Santa María de Montserrat, se encuentra sentada con Jesús niño sobre su regazo  al que alimenta con su pecho. Viste la Virgen de largo con túnica roja ribeteada de armiño y manto azul con los bordes dorados que sujeta en el cuello con un broche de orfebrería. Se percibe la voluntad del pintor de hacer verosímil la representación del paisaje del fondo con el eremitorio de Montserrat.

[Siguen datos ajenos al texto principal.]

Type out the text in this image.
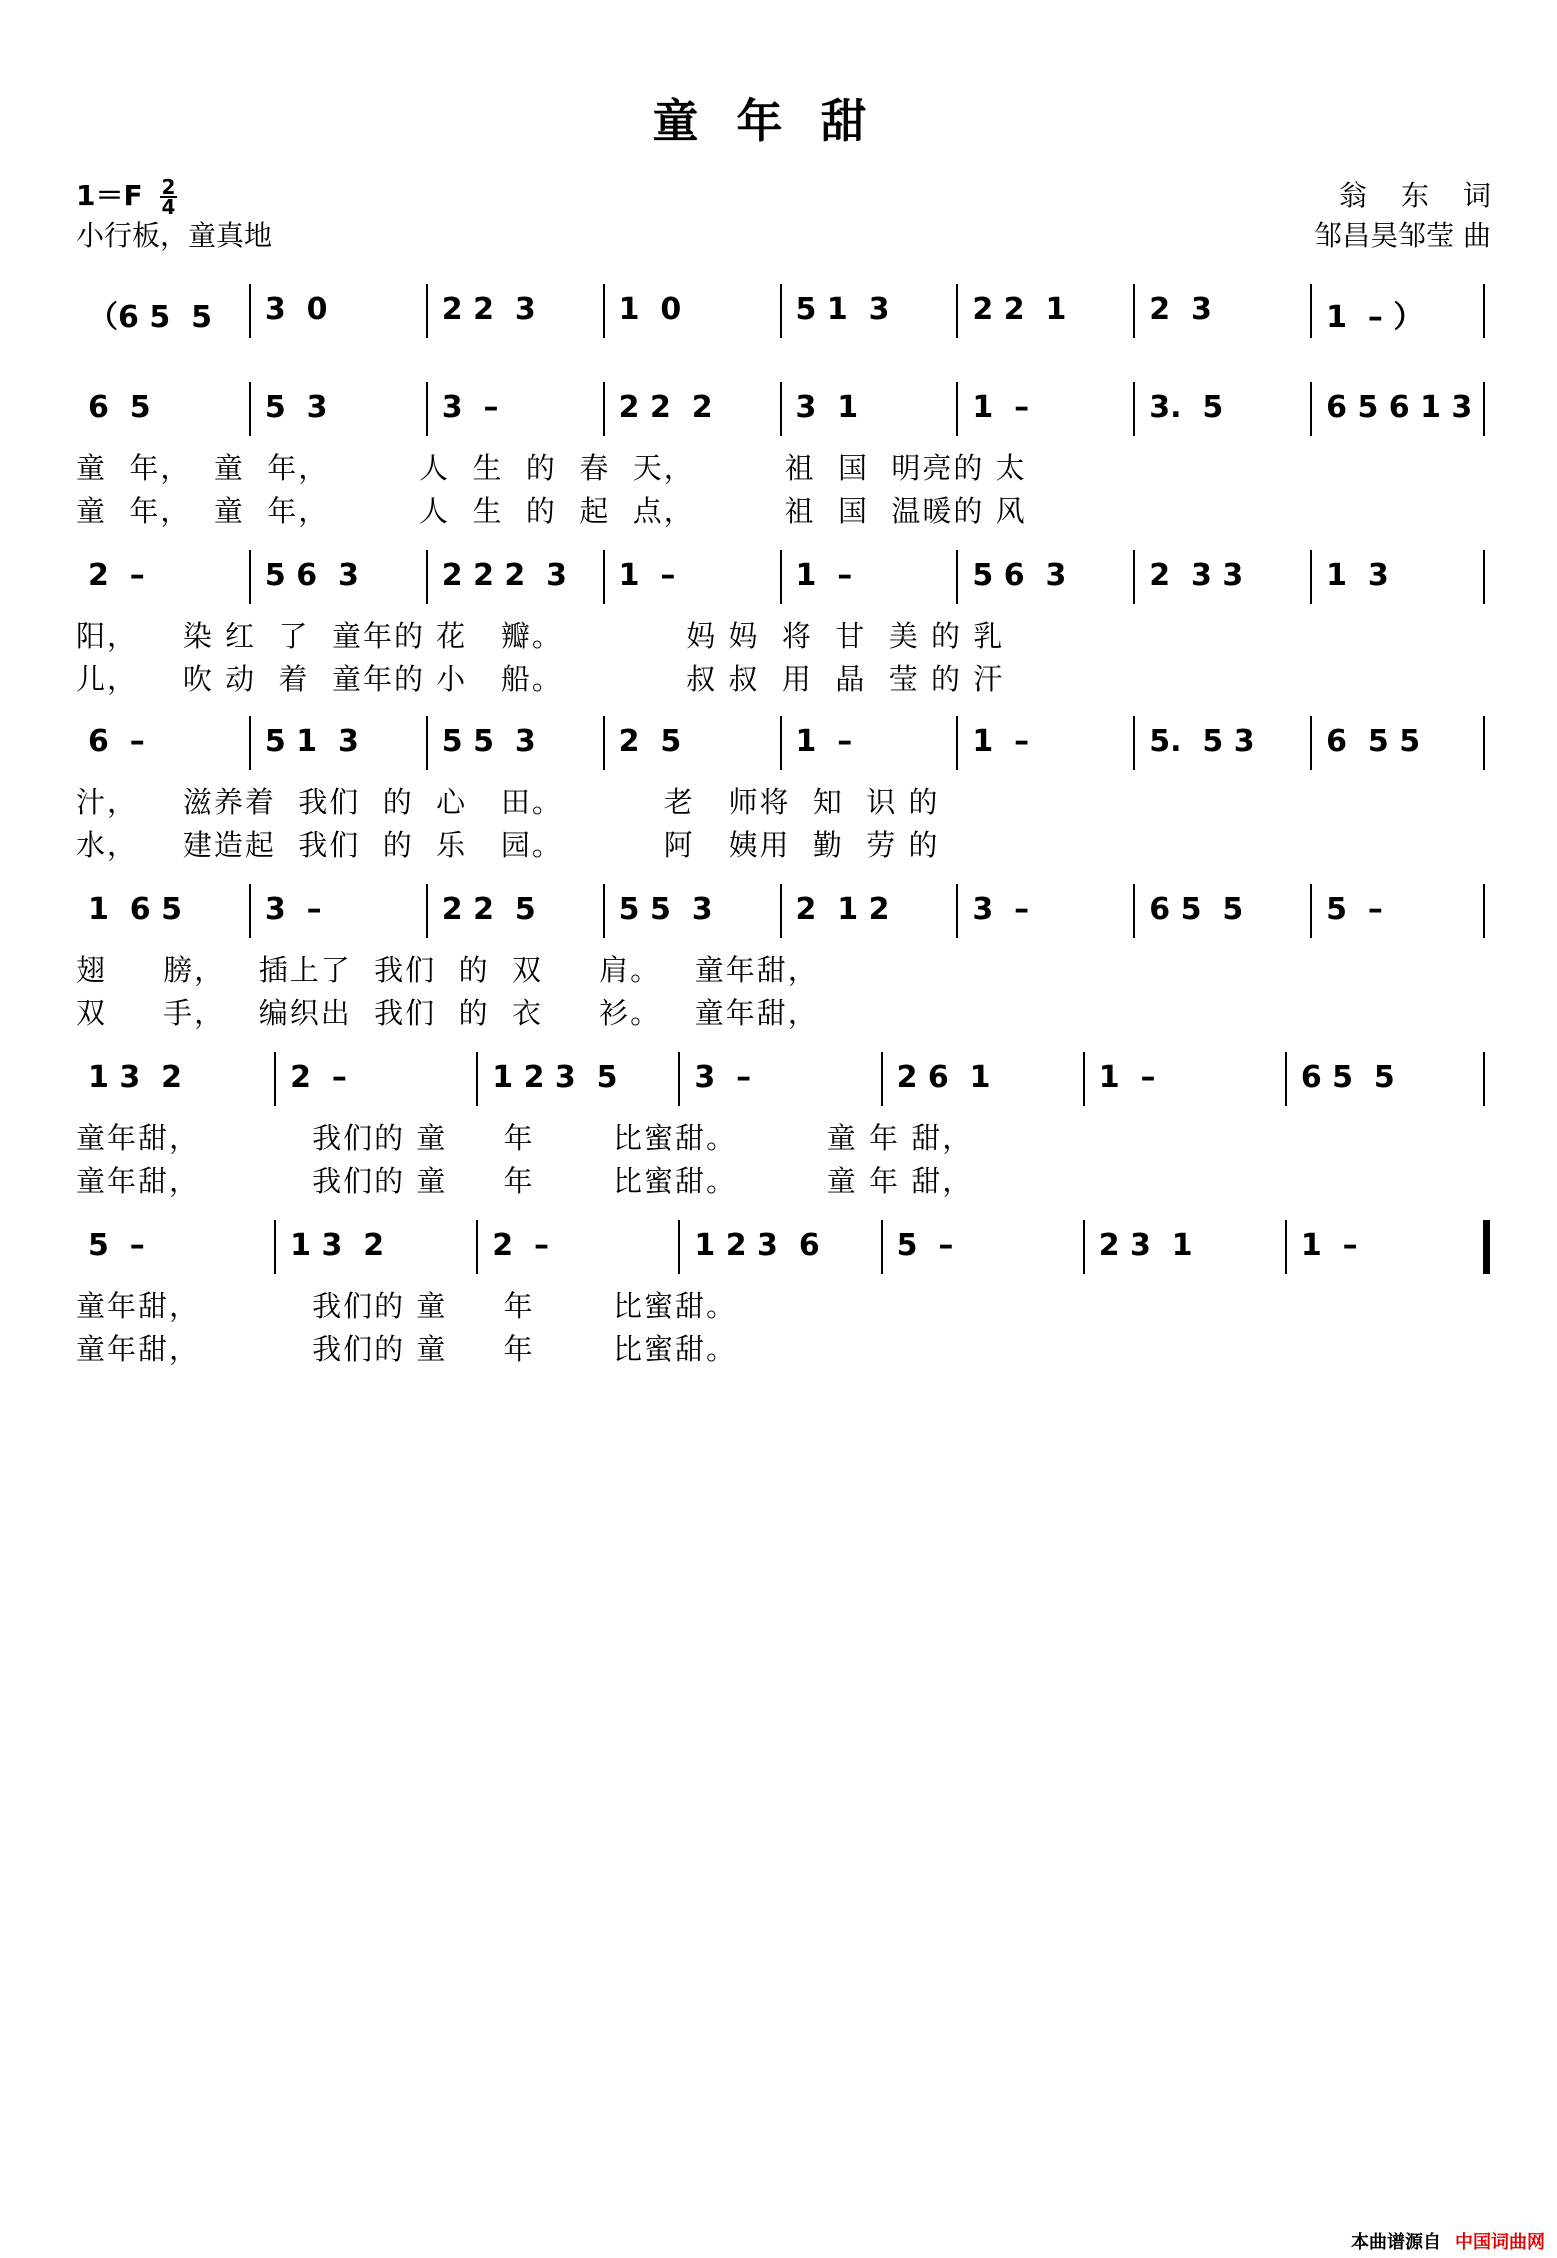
童年甜
$1=F \frac{2}{4}$
小行板，童真地
翁东词
邹昌昊邹莹 曲
（6 5  5	3  0	2 2  3	1  0	5 1  3	2 2  1	2  3	1  – ）
6  5	5  3	3  –	2 2  2	3  1	1  –	3.  5	6 5 6 1 3
童  年，  童  年，        人  生  的  春  天，        祖  国  明亮的 太
童  年，  童  年，        人  生  的  起  点，        祖  国  温暖的 风
2  –	5 6  3	2 2 2  3	1  –	1  –	5 6  3	2  3 3	1  3
阳，    染 红  了  童年的 花   瓣。           妈 妈  将  甘  美 的 乳
儿，    吹 动  着  童年的 小   船。           叔 叔  用  晶  莹 的 汗
6  –	5 1  3	5 5  3	2  5	1  –	1  –	5.  5 3	6  5 5
汁，    滋养着  我们  的  心   田。         老   师将  知  识 的
水，    建造起  我们  的  乐   园。         阿   姨用  勤  劳 的
1  6 5	3  –	2 2  5	5 5  3	2  1 2	3  –	6 5  5	5  –
翅     膀，   插上了  我们  的  双     肩。   童年甜，
双     手，   编织出  我们  的  衣     衫。   童年甜，
1 3  2	2  –	1 2 3  5	3  –	2 6  1	1  –	6 5  5
童年甜，          我们的 童     年       比蜜甜。        童 年 甜，
童年甜，          我们的 童     年       比蜜甜。        童 年 甜，
5  –	1 3  2	2  –	1 2 3  6	5  –	2 3  1	1  –
童年甜，          我们的 童     年       比蜜甜。
童年甜，          我们的 童     年       比蜜甜。
本曲谱源自 中国词曲网
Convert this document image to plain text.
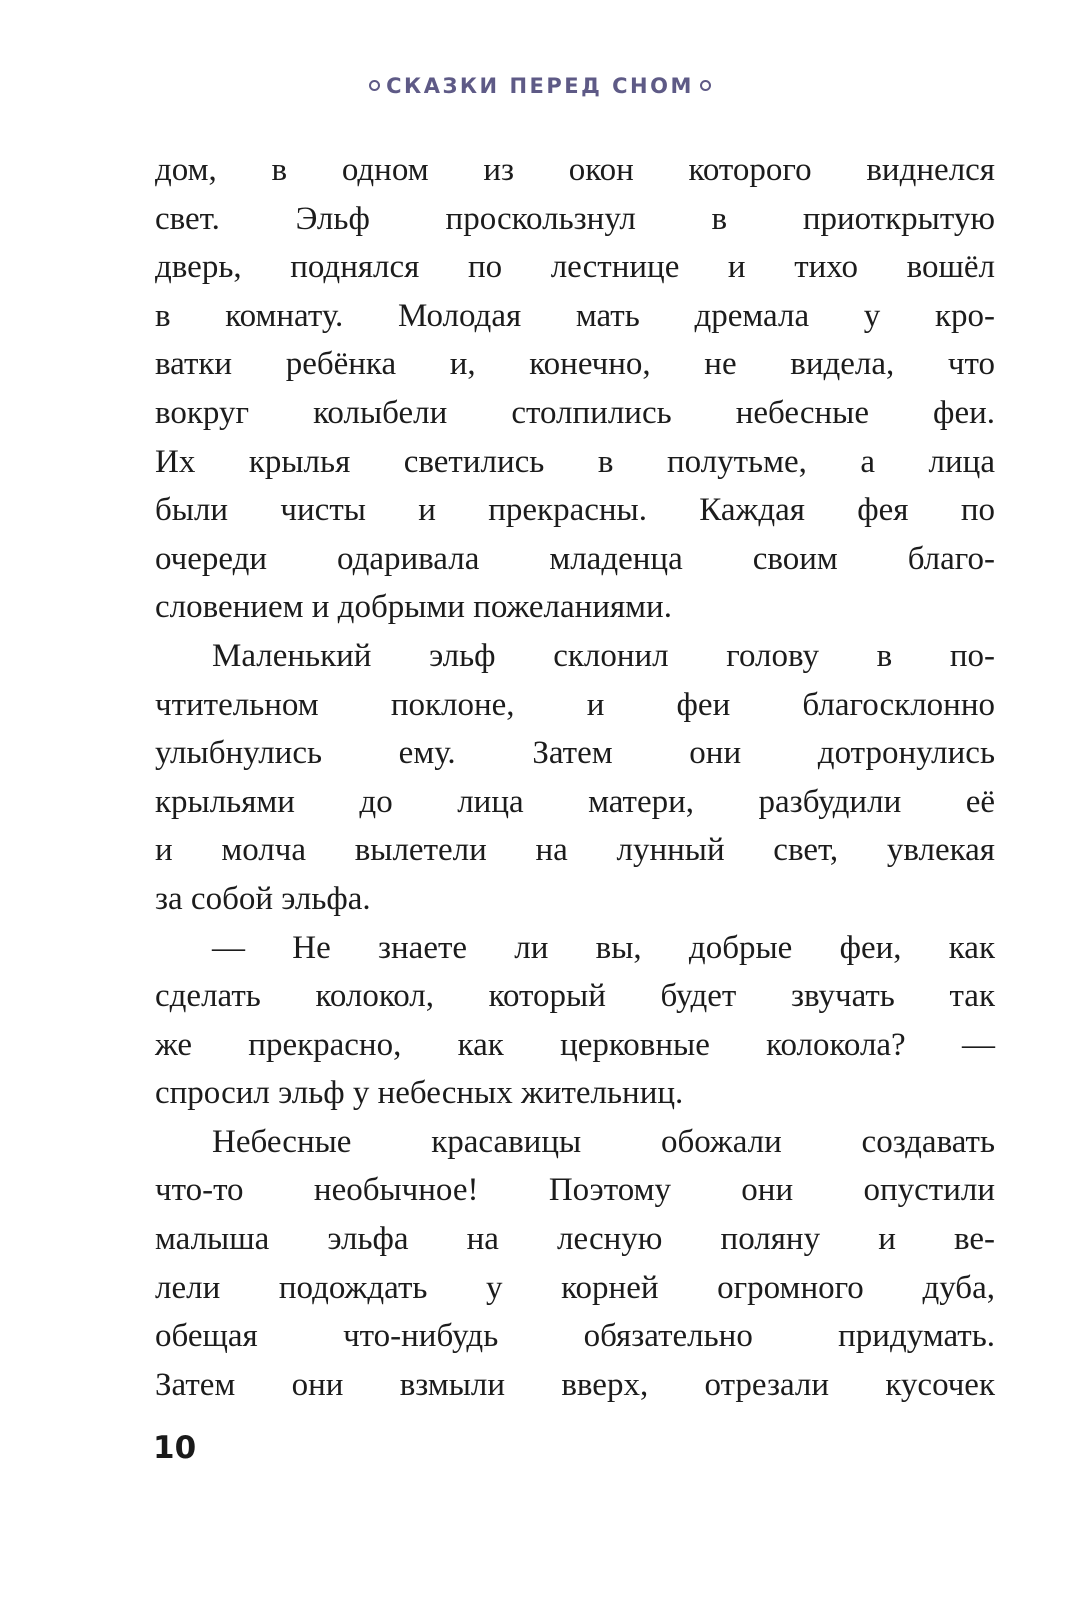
СКАЗКИ ПЕРЕД СНОМ

дом, в одном из окон которого виднелся

свет. Эльф проскользнул в приоткрытую

дверь, поднялся по лестнице и тихо вошёл

в комнату. Молодая мать дремала у кро-

ватки ребёнка и, конечно, не видела, что

вокруг колыбели столпились небесные феи.

Их крылья светились в полутьме, а лица

были чисты и прекрасны. Каждая фея по

очереди одаривала младенца своим благо-

словением и добрыми пожеланиями.

Маленький эльф склонил голову в по-

чтительном поклоне, и феи благосклонно

улыбнулись ему. Затем они дотронулись

крыльями до лица матери, разбудили её

и молча вылетели на лунный свет, увлекая

за собой эльфа.

— Не знаете ли вы, добрые феи, как

сделать колокол, который будет звучать так

же прекрасно, как церковные колокола? —

спросил эльф у небесных жительниц.

Небесные красавицы обожали создавать

что-то необычное! Поэтому они опустили

малыша эльфа на лесную поляну и ве-

лели подождать у корней огромного дуба,

обещая что-нибудь обязательно придумать.

Затем они взмыли вверх, отрезали кусочек

10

Se identifica la sierra quebrada poblada con las cruces de piedra en la subida al santuario, sufragadas por el rey Pedro IV de Aragón, en 1366, obra del escultor y orfebre barcelonés Pedro Moragues.

 

En el lado izquierdo del observador se representa a San Antonio Abad: en figura de anciano barbado, vestido con capa de color oscuro, y en la mano derecha el hisopo para ahuyentar al maligno. A sus pies yacen vencidos sendos diablos. A la derecha de la escena la boca de una cueva y un pequeño altar de piedra con una cruz. A  San Antonio Abad se le invocaba contra las enfermedades contagiosas y la muerte súbita. Su poder curativo se extendía a los animales como protector del ganado y de la especie porcina.

 

 

En el lado derecho del observador se representa a San Blas, obispo armenio decapitado el año 316. Se le consideraba santo sanador de las enfermedades de la garganta, y protector de los labriegos y de los criadores de cerdos. También era tenido como patrón por los cardadores de lana a causa de los peines de hierro con  los que le desgarraron las carnes. Se encuentra en pie, en un interior abovedado con pavimento de cerámica multicolor ante un anaquel sobre el que se  apoya un libro de lujosa encuadernación.

 

Del conjunto de tablas del segundo piso y ático, hoy sólo se identifica la escena de las Tribulaciones de San Antonio Abad,  según el cual los demonios se aparecieron al santo ermitaño al final de sus días para impedir que subiera a los cielos llevado por ángeles.

 

Su autor fue  identificado en un principio con la denominación arbitraria de “Maestro de Alfajarín” aunque en la actualidad se atribuye al taller de Martín Bernat, pintor documentado en Zaragoza entre 1450 y 1505; tanto por razones cronológicas como estilísticas, el retablo se data hacia 1480-1485.

 

La  abundancia de colaboradores y discípulos de Martín Bernat que proporciona la documentación conservada, entre los que destaca Miguel Jiménez, dificulta la identificación de su labor personal. La desigual calidad que se aprecia debe interpretarse como el resultado de la participación de varios artífices; y la superioridad de algunas pinturas -como la de  San Antonio Abad  en el cuerpo del retablo, y la originalidad de alguna iconografía, como la de la Virgen de Montserrat-, el resultado de la cercanía de Bartolomé Bermejo en el taller del maestro aragonés.